New market share data gives a little insight into who’s winning during the global COVID-19 pandemic. It may come as no surprise that U.S. delivery leader DoorDash is, so far, coming out on top.
In a new look at more than 190,000 transactions through April, Edison Trends showed off the recent market share snapshot. In essence, the trends continued a lot like they were before (as seen in May of 2019 and in February of 2020), perhaps magnified slightly by the pandemic. As more people tried delivery for the first time, they piled on to well-known brands.
In the latest look, DoorDash retains the top spot with 46.5 percent market share. Uber is a distant second with 25.7 percent of the U.S. market and Grubhub right behind with 22.8 percent.
In context with Uber’s big news, the market share snapshot is especially intriguing. If Grubhub did roll into Uber’s operations, the combined company would have 48.5 percent of the market. It would also give Uber key markets like New York and Chicago, where Grub dominates, and a higher percentage of independent restaurants, which are more profitable than enterprise clients.
There are potential downsides lurking. First up is just getting the deal done, as Peter Saleh of financial research firm BTIG noted in a research briefing.

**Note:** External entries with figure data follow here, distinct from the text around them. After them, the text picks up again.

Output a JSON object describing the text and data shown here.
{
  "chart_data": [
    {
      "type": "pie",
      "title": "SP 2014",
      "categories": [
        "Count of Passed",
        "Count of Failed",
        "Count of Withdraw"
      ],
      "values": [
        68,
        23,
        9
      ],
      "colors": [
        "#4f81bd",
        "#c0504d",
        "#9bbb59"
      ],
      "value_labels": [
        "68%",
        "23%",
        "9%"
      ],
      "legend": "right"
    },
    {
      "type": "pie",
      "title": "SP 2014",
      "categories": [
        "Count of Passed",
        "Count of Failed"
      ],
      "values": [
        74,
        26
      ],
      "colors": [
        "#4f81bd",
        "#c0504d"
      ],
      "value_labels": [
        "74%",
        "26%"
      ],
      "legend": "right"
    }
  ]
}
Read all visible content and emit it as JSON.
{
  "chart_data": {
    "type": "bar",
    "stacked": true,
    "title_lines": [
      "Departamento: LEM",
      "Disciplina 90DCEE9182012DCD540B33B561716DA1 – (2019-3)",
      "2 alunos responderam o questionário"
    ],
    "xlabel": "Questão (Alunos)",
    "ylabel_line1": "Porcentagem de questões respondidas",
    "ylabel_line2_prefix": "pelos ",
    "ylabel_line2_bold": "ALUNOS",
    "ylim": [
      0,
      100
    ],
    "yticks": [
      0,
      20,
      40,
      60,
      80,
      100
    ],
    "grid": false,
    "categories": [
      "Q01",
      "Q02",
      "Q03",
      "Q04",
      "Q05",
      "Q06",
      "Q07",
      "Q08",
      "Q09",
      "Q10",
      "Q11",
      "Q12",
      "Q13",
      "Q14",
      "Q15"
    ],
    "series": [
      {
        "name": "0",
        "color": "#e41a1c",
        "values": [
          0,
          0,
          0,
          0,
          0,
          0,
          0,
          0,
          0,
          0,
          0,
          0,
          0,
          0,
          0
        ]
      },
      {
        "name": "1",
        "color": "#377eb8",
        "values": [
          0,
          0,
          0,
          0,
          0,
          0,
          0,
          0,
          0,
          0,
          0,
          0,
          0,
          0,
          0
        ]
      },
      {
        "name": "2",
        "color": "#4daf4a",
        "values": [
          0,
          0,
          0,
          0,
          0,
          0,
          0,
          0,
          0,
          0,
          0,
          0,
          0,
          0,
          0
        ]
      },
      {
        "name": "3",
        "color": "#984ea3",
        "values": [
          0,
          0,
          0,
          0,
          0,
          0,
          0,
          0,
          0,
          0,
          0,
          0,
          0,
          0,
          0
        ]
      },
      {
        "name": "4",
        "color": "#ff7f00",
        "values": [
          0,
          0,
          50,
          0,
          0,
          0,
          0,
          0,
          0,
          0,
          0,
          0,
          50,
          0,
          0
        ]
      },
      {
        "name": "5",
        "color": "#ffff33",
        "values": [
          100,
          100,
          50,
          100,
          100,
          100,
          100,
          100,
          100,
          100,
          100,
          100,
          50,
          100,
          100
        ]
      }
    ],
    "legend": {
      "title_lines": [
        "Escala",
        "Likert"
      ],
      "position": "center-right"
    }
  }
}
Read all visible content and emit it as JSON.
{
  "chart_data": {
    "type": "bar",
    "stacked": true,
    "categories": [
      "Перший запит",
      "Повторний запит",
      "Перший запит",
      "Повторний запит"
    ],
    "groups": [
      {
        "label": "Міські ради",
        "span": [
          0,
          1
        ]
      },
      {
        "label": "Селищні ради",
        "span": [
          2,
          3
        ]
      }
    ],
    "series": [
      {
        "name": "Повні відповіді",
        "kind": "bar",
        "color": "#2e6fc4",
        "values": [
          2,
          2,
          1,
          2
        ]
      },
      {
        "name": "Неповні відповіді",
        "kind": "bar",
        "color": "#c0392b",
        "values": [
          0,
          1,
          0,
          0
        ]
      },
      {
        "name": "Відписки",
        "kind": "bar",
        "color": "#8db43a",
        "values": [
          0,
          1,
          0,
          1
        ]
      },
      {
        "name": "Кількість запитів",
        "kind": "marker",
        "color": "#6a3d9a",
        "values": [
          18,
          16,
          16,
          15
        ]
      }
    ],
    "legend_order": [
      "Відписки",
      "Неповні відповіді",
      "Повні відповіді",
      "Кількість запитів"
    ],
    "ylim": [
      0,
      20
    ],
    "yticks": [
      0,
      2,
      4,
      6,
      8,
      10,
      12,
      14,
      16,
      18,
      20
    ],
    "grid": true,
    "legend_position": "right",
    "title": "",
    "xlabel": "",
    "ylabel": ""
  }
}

“We do not believe this potential acquisition of Grubhub by Uber, if true, would easily pass regulatory scrutiny. Given the significant market share a combined company would enjoy in the food delivery sector, we believe regulators would think twice,” wrote Saleh.
Even with combined forces, scale isn’t necessarily a panacea for the potential mega company.
“We believe this transaction is about driving scale by merging UberEats, a company with significant exposure to enterprise brands (chains) with Grubhub a brand with a strong legacy of service with independent operators,” Saleh said. “While we believe a merger would ultimately, reduce some of these overhead costs, we are unsure that it would be enough to reach profitability per order.”